Pertence ao Código Penal (DL n.º 48/95, de 15 de Março)
A admoestação é uma pena alternativa muito leve que o tribunal pode aplicar em vez de uma multa, mas apenas quando a multa seria de até 240 dias. Não é uma condenação comum — é simplesmente uma censura oral solene, feita pelo juiz na sala de audiências, dirigida ao arguido. Para que o tribunal possa aplicar admoestação, é absolutamente necessário que o dano causado tenha sido reparado. O tribunal também deve estar convencido de que apenas esta censura é suficiente para alcançar os objectivos da punição, ou seja, que não há necessidade de pena mais grave. Existe uma regra importante: normalmente, a admoestação não pode ser usada se a pessoa foi condenada a qualquer pena nos últimos três anos, mesmo que tenha sido apenas admoestação. Esta pena é reservada para situações muito leves e para agentes sem historial criminal recente.
Um homem furta um relógio avaliado em 150 euros. Detido, repõe imediatamente o objecto. Não tem antecedentes criminais. O tribunal, considerando a leveza do facto e o repouso voluntário, pode preferir fazer apenas uma admoestação solene em audiência, dispensando a multa.

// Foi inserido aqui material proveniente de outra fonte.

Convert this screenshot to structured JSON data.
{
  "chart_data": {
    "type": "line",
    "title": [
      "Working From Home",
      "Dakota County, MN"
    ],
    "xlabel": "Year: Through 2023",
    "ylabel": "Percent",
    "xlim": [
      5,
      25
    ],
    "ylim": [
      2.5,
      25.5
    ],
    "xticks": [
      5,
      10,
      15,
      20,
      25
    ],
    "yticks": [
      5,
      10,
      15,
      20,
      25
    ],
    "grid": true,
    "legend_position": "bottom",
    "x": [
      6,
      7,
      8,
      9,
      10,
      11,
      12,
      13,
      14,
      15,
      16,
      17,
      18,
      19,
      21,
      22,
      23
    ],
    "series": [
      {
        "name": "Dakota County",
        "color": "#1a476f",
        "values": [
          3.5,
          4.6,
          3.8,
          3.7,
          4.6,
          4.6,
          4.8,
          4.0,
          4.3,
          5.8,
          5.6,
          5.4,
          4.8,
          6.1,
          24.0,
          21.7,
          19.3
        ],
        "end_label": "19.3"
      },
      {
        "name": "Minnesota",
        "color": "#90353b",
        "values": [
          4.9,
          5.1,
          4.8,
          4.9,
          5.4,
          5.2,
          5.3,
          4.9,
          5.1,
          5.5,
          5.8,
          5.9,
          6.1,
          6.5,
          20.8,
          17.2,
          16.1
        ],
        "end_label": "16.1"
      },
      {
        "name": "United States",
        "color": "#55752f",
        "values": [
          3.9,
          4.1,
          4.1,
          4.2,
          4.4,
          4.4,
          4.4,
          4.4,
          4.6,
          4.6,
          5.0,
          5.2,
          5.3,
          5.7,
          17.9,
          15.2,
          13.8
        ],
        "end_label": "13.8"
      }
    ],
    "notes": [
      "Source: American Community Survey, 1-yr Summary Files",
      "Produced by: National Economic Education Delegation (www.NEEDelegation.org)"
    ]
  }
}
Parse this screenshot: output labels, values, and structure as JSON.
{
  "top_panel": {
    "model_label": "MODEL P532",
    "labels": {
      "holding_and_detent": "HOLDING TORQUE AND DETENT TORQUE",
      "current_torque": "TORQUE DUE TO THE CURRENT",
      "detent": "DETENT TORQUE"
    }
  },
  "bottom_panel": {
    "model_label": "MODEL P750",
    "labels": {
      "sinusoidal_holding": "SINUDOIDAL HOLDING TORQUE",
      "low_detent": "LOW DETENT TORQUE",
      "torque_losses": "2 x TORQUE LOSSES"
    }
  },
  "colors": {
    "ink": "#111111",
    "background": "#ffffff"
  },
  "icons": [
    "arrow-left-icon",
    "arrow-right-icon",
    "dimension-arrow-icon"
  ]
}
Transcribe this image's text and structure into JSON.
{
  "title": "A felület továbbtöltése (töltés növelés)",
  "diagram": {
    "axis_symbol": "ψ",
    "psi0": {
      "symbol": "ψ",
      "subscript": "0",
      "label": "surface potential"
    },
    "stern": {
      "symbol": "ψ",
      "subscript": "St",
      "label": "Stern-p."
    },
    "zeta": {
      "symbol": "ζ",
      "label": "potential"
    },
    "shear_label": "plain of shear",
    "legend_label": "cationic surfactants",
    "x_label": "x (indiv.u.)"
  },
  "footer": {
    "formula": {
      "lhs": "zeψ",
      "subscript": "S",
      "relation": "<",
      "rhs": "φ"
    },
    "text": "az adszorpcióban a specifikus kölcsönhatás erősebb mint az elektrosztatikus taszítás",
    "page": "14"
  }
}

Uma mulher bate na colega de trabalho, causando pequenos hematomas. Ambas chegam a acordo: a agressora paga as despesas médicas e pedem desculpas. Sem condenações anteriores, o tribunal pode limitar-se a reprovar solenemente a conduta na audiência.
Um homem cometeu um crime há dois anos, pelo qual foi condenado a multa. Agora comete novo crime leve. Mesmo que o dano seja reparado, não pode receber admoestação porque foi condenado há menos de três anos. Terá de receber multa ou outra pena.